Repository files navigation

zimmer is a package for creating ZIM files from Mediawiki-powered wikis.

The package consists of 2 scripts:

  • wikizimmer.js — dumps the wiki's articles into a collection of static HTML files.

  • zimmer.js — builds a ZIM file from a static HTML files collection. Historically, zimmer.js is mostly a drop-in replacement for zimwriterfs with a notable exception: it doesn't support withFullTextIndex option (index format is not documented).

wikizimmer.js unlike to mwoffliner does not depend on the Parsoid and Redis and zimmer.js unlike to zimwriterfs doesn't depend on the zimlib.

The package is relatively easy to install and it can even process some wikis running rather old versions of the Mediawiki engine.

Installation

Requirement: node version >= 10.4.0

With npm globally

npm i -g git+https://github.com/vadp/zimmer

or

Manually

  • Clone zimmer from Github or download ZIP
  • Install dependencies: npm install
  • Make wikizimmer.js and zimmer.js executable
  • Optionally symlink both scripts into some directory available in your $PATH:
    ln -s wikizimmer.js <some directory in $PATH>/wikizimmer
    ln -s zimmer.js <some directory in $PATH>/zimmer

Usage

Run either of scripts with '--help' switch to see the list of all options available.
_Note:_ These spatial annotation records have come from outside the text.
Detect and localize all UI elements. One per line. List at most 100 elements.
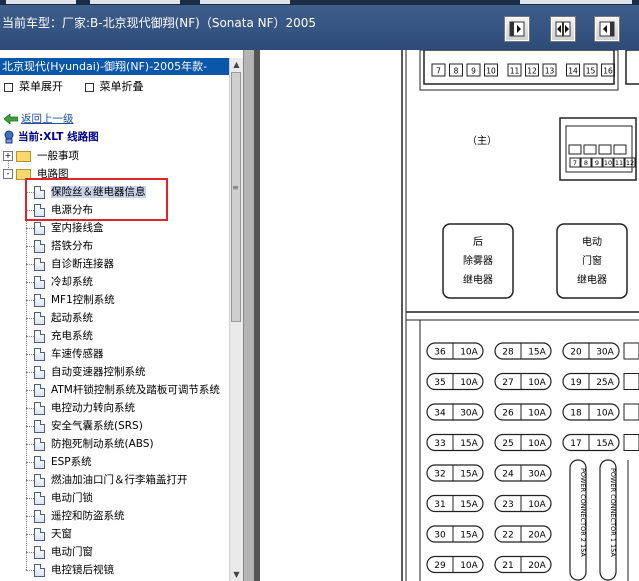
tree-item[interactable]: 车速传感器 xyxy=(34,345,104,363)
main-label: （主） xyxy=(467,135,497,147)
relay-label: 门窗 xyxy=(582,254,602,267)
relay-label: 后 xyxy=(473,236,483,248)
panel-split-icon xyxy=(555,21,571,37)
tree-item[interactable]: 充电系统 xyxy=(34,327,93,345)
vehicle-title: 当前车型：厂家:B-北京现代御翔(NF)（Sonata NF）2005 xyxy=(2,16,317,30)
tab-3[interactable] xyxy=(200,0,290,4)
tree-item[interactable]: 冷却系统 xyxy=(34,273,93,291)
tree-item[interactable]: 室内接线盒 xyxy=(34,219,104,237)
tree-item[interactable]: 电控镜后视镜 xyxy=(34,561,114,579)
tree-item[interactable]: 防抱死制动系统(ABS) xyxy=(34,435,154,453)
document-icon xyxy=(34,473,45,487)
fuse-rating: 10A xyxy=(528,500,546,510)
tree-item[interactable]: ATM杆锁控制系统及踏板可调节系统 xyxy=(34,381,220,399)
tab-2[interactable] xyxy=(90,0,180,4)
fuse-rating: 30A xyxy=(528,470,546,480)
pin-number: 15 xyxy=(586,67,596,76)
menu-expand-button[interactable]: 菜单展开 xyxy=(0,78,63,94)
sidebar-scrollbar[interactable]: ▲ ≡ ▼ xyxy=(229,58,243,581)
fuse-number: 17 xyxy=(570,439,581,449)
fuse-stub xyxy=(623,342,639,360)
pin-number: 11 xyxy=(510,67,520,76)
tree-label: 搭铁分布 xyxy=(51,240,93,252)
fuse-rating: 10A xyxy=(460,561,478,571)
pin-box xyxy=(598,144,612,155)
model-header: 北京现代(Hyundai)-御翔(NF)-2005年款- xyxy=(0,58,230,75)
tab-1[interactable] xyxy=(6,0,76,4)
tree-item[interactable]: 安全气囊系统(SRS) xyxy=(34,417,143,435)
tree-item[interactable]: 遥控和防盗系统 xyxy=(34,507,125,525)
fuse-box-drawing: 7 8 9 10 11 12 13 14 15 16（主）7 8 9 10 11 12后除雾器继电器电动门窗… xyxy=(401,50,639,581)
connector-right xyxy=(559,117,637,181)
tree-label: 室内接线盒 xyxy=(51,222,104,234)
scroll-thumb[interactable] xyxy=(231,72,241,322)
tree-item[interactable]: 起动系统 xyxy=(34,309,93,327)
fuse-rating: 15A xyxy=(460,531,478,541)
tree-item[interactable]: 燃油加油口门＆行李箱盖打开 xyxy=(34,471,188,489)
tree-item[interactable]: 自诊断连接器 xyxy=(34,255,114,273)
tab-strip xyxy=(0,0,639,5)
document-icon xyxy=(34,509,45,523)
relay-label: 除雾器 xyxy=(463,254,493,267)
pin-number: 7 xyxy=(573,159,577,167)
tree-label: 自诊断连接器 xyxy=(51,258,114,270)
fuse-number: 28 xyxy=(502,348,514,358)
tree-label: 电控动力转向系统 xyxy=(51,402,135,414)
tree-item[interactable]: MF1控制系统 xyxy=(34,291,115,309)
fuse-number: 26 xyxy=(502,409,514,419)
expand-icon[interactable]: + xyxy=(3,151,13,161)
fuse-number: 29 xyxy=(434,561,446,571)
tree-item[interactable]: 天窗 xyxy=(34,525,72,543)
tree-label: 天窗 xyxy=(51,528,72,540)
collapse-icon[interactable]: - xyxy=(3,169,13,179)
fuse-number: 36 xyxy=(434,348,446,358)
tree-label: 电控镜后视镜 xyxy=(51,564,114,576)
tree-item[interactable]: 电控动力转向系统 xyxy=(34,399,135,417)
scroll-down-icon[interactable]: ▼ xyxy=(230,568,243,581)
panel-split-button[interactable] xyxy=(550,16,576,42)
tree-item[interactable]: 电动门窗 xyxy=(34,543,93,561)
tree-folder[interactable]: + 一般事项 xyxy=(3,147,79,165)
power-connector-label: POWER CONNECTOR 2 15A xyxy=(579,468,587,557)
fuse-number: 31 xyxy=(434,500,445,510)
pin-number: 8 xyxy=(584,159,588,167)
tree-item[interactable]: 搭铁分布 xyxy=(34,237,93,255)
tree-item[interactable]: ESP系统 xyxy=(34,453,92,471)
fuse-rating: 15A xyxy=(596,439,614,449)
tree-label: 自动变速器控制系统 xyxy=(51,366,146,378)
square-icon xyxy=(84,82,94,92)
tree-label: ESP系统 xyxy=(51,456,92,468)
back-link[interactable]: 返回上一级 xyxy=(3,110,74,128)
fuse-number: 19 xyxy=(570,378,582,388)
tree-item[interactable]: 自动变速器控制系统 xyxy=(34,363,146,381)
fuse-rating: 10A xyxy=(460,348,478,358)
scroll-up-icon[interactable]: ▲ xyxy=(230,58,243,71)
tree-item[interactable]: 电动门锁 xyxy=(34,489,93,507)
document-icon xyxy=(34,347,45,361)
fuse-rating: 10A xyxy=(528,378,546,388)
tree-label: 冷却系统 xyxy=(51,276,93,288)
document-icon xyxy=(34,437,45,451)
tree-label: MF1控制系统 xyxy=(51,294,115,306)
document-icon xyxy=(34,221,45,235)
document-icon xyxy=(34,419,45,433)
tree-label: ATM杆锁控制系统及踏板可调节系统 xyxy=(51,384,220,396)
pin-number: 14 xyxy=(568,67,578,76)
panel-right-icon xyxy=(599,21,615,37)
pin-number: 10 xyxy=(604,159,612,167)
panel-right-button[interactable] xyxy=(594,16,620,42)
pin-number: 13 xyxy=(545,67,555,76)
menu-collapse-button[interactable]: 菜单折叠 xyxy=(81,78,144,94)
tree-label: 遥控和防盗系统 xyxy=(51,510,125,522)
fuse-number: 35 xyxy=(434,378,445,388)
fuse-rating: 30A xyxy=(460,409,478,419)
document-icon xyxy=(34,329,45,343)
menu-toggle-row: 菜单展开 菜单折叠 xyxy=(0,78,144,94)
tree-label: 充电系统 xyxy=(51,330,93,342)
fuse-rating: 20A xyxy=(528,531,546,541)
square-icon xyxy=(4,82,13,92)
panel-left-button[interactable] xyxy=(504,16,530,42)
document-icon xyxy=(34,545,45,559)
document-icon xyxy=(34,383,45,397)
tab-4[interactable] xyxy=(520,0,632,4)
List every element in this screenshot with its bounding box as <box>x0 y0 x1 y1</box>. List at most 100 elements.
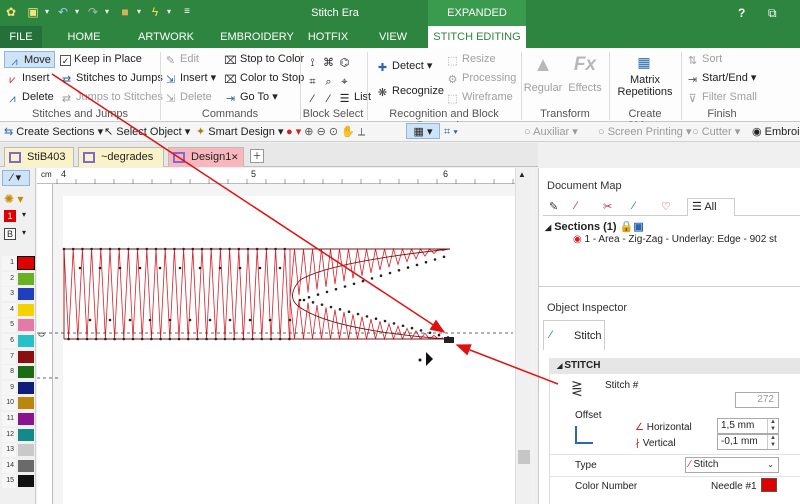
stitch-point[interactable] <box>198 266 202 270</box>
stitch-point[interactable] <box>182 247 185 251</box>
stitch-point[interactable] <box>90 247 93 251</box>
stitch-point[interactable] <box>76 337 80 341</box>
stitch-point[interactable] <box>78 266 82 270</box>
stitch-point[interactable] <box>255 247 259 251</box>
stitch-point[interactable] <box>374 317 378 321</box>
tab-all[interactable]: ☰ All <box>687 198 735 216</box>
type-dropdown[interactable]: ⁄ Stitch ⌄ <box>685 457 779 473</box>
stitch-point[interactable] <box>186 337 190 341</box>
stitch-point[interactable] <box>392 322 396 325</box>
stitch-point[interactable] <box>288 337 291 341</box>
stitch-point[interactable] <box>338 308 342 311</box>
stitch-point[interactable] <box>237 247 241 251</box>
stitch-point[interactable] <box>307 296 311 299</box>
stitch-point[interactable] <box>208 318 212 322</box>
stitch-point[interactable] <box>178 266 182 270</box>
stitch-point[interactable] <box>246 247 250 251</box>
stitch-point[interactable] <box>298 298 302 302</box>
stitch-point[interactable] <box>131 337 135 341</box>
stitch-point[interactable] <box>113 337 116 341</box>
stitch-point[interactable] <box>158 266 162 270</box>
stitch-point[interactable] <box>200 247 204 251</box>
stitch-point[interactable] <box>159 337 162 341</box>
stitch-point[interactable] <box>343 285 347 288</box>
stitch-point[interactable] <box>278 337 282 341</box>
stitch-point[interactable] <box>265 247 268 251</box>
stitch-point[interactable] <box>356 312 360 316</box>
stitch-point[interactable] <box>127 247 130 251</box>
stitch-point[interactable] <box>251 337 254 341</box>
stitch-point[interactable] <box>98 266 102 270</box>
stitch-point[interactable] <box>352 282 356 286</box>
spinner-arrows-icon[interactable]: ▲ ▼ <box>767 435 778 449</box>
stitch-point[interactable] <box>442 255 446 259</box>
stitch-point[interactable] <box>128 318 132 322</box>
pen-tab-icon[interactable]: ✎ <box>549 200 558 213</box>
stitch-point[interactable] <box>268 318 272 322</box>
stitch-point[interactable] <box>118 266 122 270</box>
stitch-point[interactable] <box>71 247 75 251</box>
zig-zag-area[interactable] <box>62 247 451 341</box>
stitch-point[interactable] <box>379 274 383 278</box>
heart-tab-icon[interactable]: ♡ <box>661 200 671 213</box>
stitch-point[interactable] <box>191 247 195 251</box>
stitch-point[interactable] <box>248 318 252 322</box>
chevron-down-icon[interactable]: ⌄ <box>767 458 774 472</box>
stitch-point[interactable] <box>214 337 218 341</box>
stitch-point[interactable] <box>316 293 320 296</box>
stitch-point[interactable] <box>117 247 121 251</box>
needle-tab-icon[interactable]: ⁄ <box>633 200 635 212</box>
stitch-point[interactable] <box>320 303 324 306</box>
horizontal-offset-field[interactable]: 1,5 mm ▲ ▼ <box>717 418 779 434</box>
stitch-point[interactable] <box>173 247 176 251</box>
stitch-point[interactable] <box>196 337 199 341</box>
stitch-point[interactable] <box>383 319 387 323</box>
brush-tab-icon[interactable]: ⁄ <box>575 200 577 212</box>
stitch-point[interactable] <box>99 247 103 251</box>
stitch-point[interactable] <box>365 315 369 318</box>
expand-icon[interactable]: ◢ <box>545 223 551 232</box>
stitch-point[interactable] <box>329 305 333 309</box>
sections-node[interactable]: ◢ Sections (1) 🔒▣ <box>545 220 644 233</box>
stitch-point[interactable] <box>242 337 245 341</box>
stitch-point[interactable] <box>154 247 158 251</box>
stitch-point[interactable] <box>228 247 231 251</box>
section-item[interactable]: ◉ 1 - Area - Zig-Zag - Underlay: Edge - … <box>573 234 777 245</box>
stitch-point[interactable] <box>108 318 112 322</box>
stitch-point[interactable] <box>88 318 92 322</box>
stitch-point[interactable] <box>122 337 126 341</box>
stitch-point[interactable] <box>419 329 423 332</box>
stitch-point[interactable] <box>218 266 222 270</box>
stitch-point[interactable] <box>347 310 351 314</box>
stitch-point[interactable] <box>85 337 89 341</box>
stitch-point[interactable] <box>140 337 144 341</box>
stitch-point[interactable] <box>260 337 264 341</box>
stitch-point[interactable] <box>278 266 282 270</box>
stitch-point[interactable] <box>150 337 153 341</box>
stitch-number-field[interactable]: 272 <box>735 392 779 408</box>
stitch-point[interactable] <box>302 298 306 302</box>
vertical-offset-field[interactable]: -0,1 mm ▲ ▼ <box>717 434 779 450</box>
stitch-point[interactable] <box>437 333 441 337</box>
stitch-point[interactable] <box>228 318 232 322</box>
stitch-point[interactable] <box>288 318 292 322</box>
stitch-point[interactable] <box>163 247 167 251</box>
color-swatch[interactable] <box>761 478 777 492</box>
stitch-point[interactable] <box>223 337 227 341</box>
stitch-point[interactable] <box>334 287 338 291</box>
stitch-point[interactable] <box>424 260 428 264</box>
stitch-point[interactable] <box>219 247 222 251</box>
stitch-point[interactable] <box>325 290 329 294</box>
stitch-point[interactable] <box>168 318 172 322</box>
selected-stitch-marker[interactable] <box>444 337 454 343</box>
stitch-point[interactable] <box>258 266 262 270</box>
stitch-point[interactable] <box>177 337 181 341</box>
scissors-tab-icon[interactable]: ✂ <box>603 200 612 213</box>
stitch-point[interactable] <box>415 263 419 267</box>
stitch-point[interactable] <box>209 247 213 251</box>
stitch-point[interactable] <box>311 301 315 304</box>
tab-stitch-inspector[interactable]: ⁄ Stitch <box>543 320 605 350</box>
stitch-point[interactable] <box>406 266 410 269</box>
stitch-point[interactable] <box>274 247 277 251</box>
stitch-point[interactable] <box>104 337 107 341</box>
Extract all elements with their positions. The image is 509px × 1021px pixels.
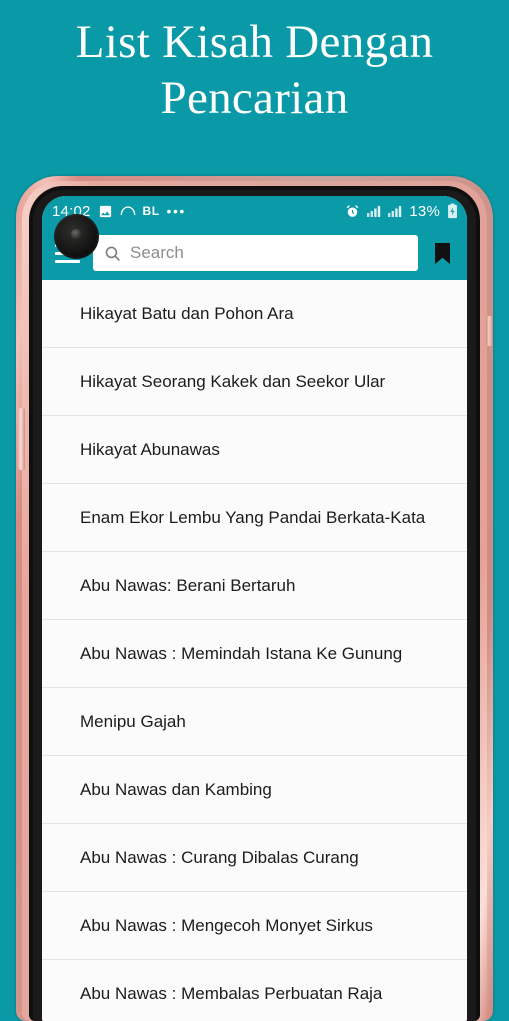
list-item[interactable]: Abu Nawas : Curang Dibalas Curang (42, 824, 467, 892)
list-item[interactable]: Abu Nawas : Membalas Perbuatan Raja (42, 960, 467, 1021)
list-item-title: Menipu Gajah (80, 711, 186, 731)
list-item-title: Enam Ekor Lembu Yang Pandai Berkata-Kata (80, 507, 426, 527)
story-list: Hikayat Batu dan Pohon Ara Hikayat Seora… (42, 280, 467, 1021)
phone-volume-button[interactable] (18, 408, 25, 470)
list-item-title: Abu Nawas : Mengecoh Monyet Sirkus (80, 915, 373, 935)
list-item-title: Hikayat Seorang Kakek dan Seekor Ular (80, 371, 386, 391)
status-overflow-icon: ••• (166, 203, 186, 219)
list-item[interactable]: Hikayat Seorang Kakek dan Seekor Ular (42, 348, 467, 416)
status-bar: 14:02 BL ••• 13% (42, 196, 467, 226)
list-item-title: Hikayat Batu dan Pohon Ara (80, 303, 294, 323)
cloud-icon (120, 205, 136, 217)
list-item-title: Abu Nawas dan Kambing (80, 779, 272, 799)
list-item-title: Hikayat Abunawas (80, 439, 220, 459)
phone-power-button[interactable] (486, 316, 492, 346)
list-item[interactable]: Menipu Gajah (42, 688, 467, 756)
phone-screen: 14:02 BL ••• 13% Search Hikayat Batu dan… (42, 196, 467, 1021)
signal-bars-icon (367, 205, 381, 217)
list-item-title: Abu Nawas : Memindah Istana Ke Gunung (80, 643, 403, 663)
signal-bars-icon-2 (388, 205, 402, 217)
page-title: List Kisah Dengan Pencarian (75, 16, 434, 125)
image-icon (98, 204, 113, 219)
app-bar: Search (42, 214, 467, 280)
camera-punch-hole (54, 214, 99, 259)
hamburger-bar-3 (54, 259, 80, 263)
search-placeholder: Search (130, 243, 184, 262)
search-icon (104, 245, 121, 262)
phone-mockup: 14:02 BL ••• 13% Search Hikayat Batu dan… (16, 176, 493, 1021)
list-item[interactable]: Abu Nawas: Berani Bertaruh (42, 552, 467, 620)
list-item[interactable]: Abu Nawas : Memindah Istana Ke Gunung (42, 620, 467, 688)
hero-banner: List Kisah Dengan Pencarian (0, 0, 509, 172)
battery-charging-icon (447, 203, 458, 219)
status-bar-right: 13% (345, 203, 458, 220)
list-item[interactable]: Enam Ekor Lembu Yang Pandai Berkata-Kata (42, 484, 467, 552)
bookmark-icon[interactable] (427, 236, 457, 270)
search-input[interactable]: Search (93, 235, 418, 271)
list-item-title: Abu Nawas : Membalas Perbuatan Raja (80, 983, 383, 1003)
list-item-title: Abu Nawas: Berani Bertaruh (80, 575, 296, 595)
list-item[interactable]: Abu Nawas : Mengecoh Monyet Sirkus (42, 892, 467, 960)
status-carrier-label: BL (142, 204, 160, 218)
list-item[interactable]: Abu Nawas dan Kambing (42, 756, 467, 824)
alarm-icon (345, 204, 360, 219)
list-item-title: Abu Nawas : Curang Dibalas Curang (80, 847, 359, 867)
list-item[interactable]: Hikayat Abunawas (42, 416, 467, 484)
battery-percent: 13% (409, 202, 440, 220)
list-item[interactable]: Hikayat Batu dan Pohon Ara (42, 280, 467, 348)
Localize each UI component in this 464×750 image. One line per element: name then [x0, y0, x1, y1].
The process of creating a ZIM file from a wiki consists of 2 parts.

Example:

  • Dumping a wiki to a local collection of static HTML files:

wikizimmer https://en.wikivoyage.org/wiki/Pisa

will dump all articles from the main name space (aka 0 or '') at the https://en.wikivoyage.org to the directory en.wikivoyage.org. The URL to a particular page is quite important in this case as this page's styling is used as a template for all other pages in the dump, so wikivoyage listings, for example, are rendered correctly at the static page of the dump.

  • Building a ZIM file:

zimmer --optimg en.wikivoyage.org

will pack the content of the en.wikivoyage.org into the en.wikivoyage.org.zim. zimmer.js with --optimg option will recompress the images in the dump to save some space.

Notes:

  • wikizimmer.js requires a public access both the normal web interface and to the wiki's API interface.
  • To dump a HTTPS server with a self-signed certificate you need to set an environment variable: NODE_TLS_REJECT_UNAUTHORIZED=0
  • The most options of the zimmer.js are optional as it fetches the relevant metadata from the dump created by wikizimmer.js. Perhaps only --optimg option is rather important if you want to save some space.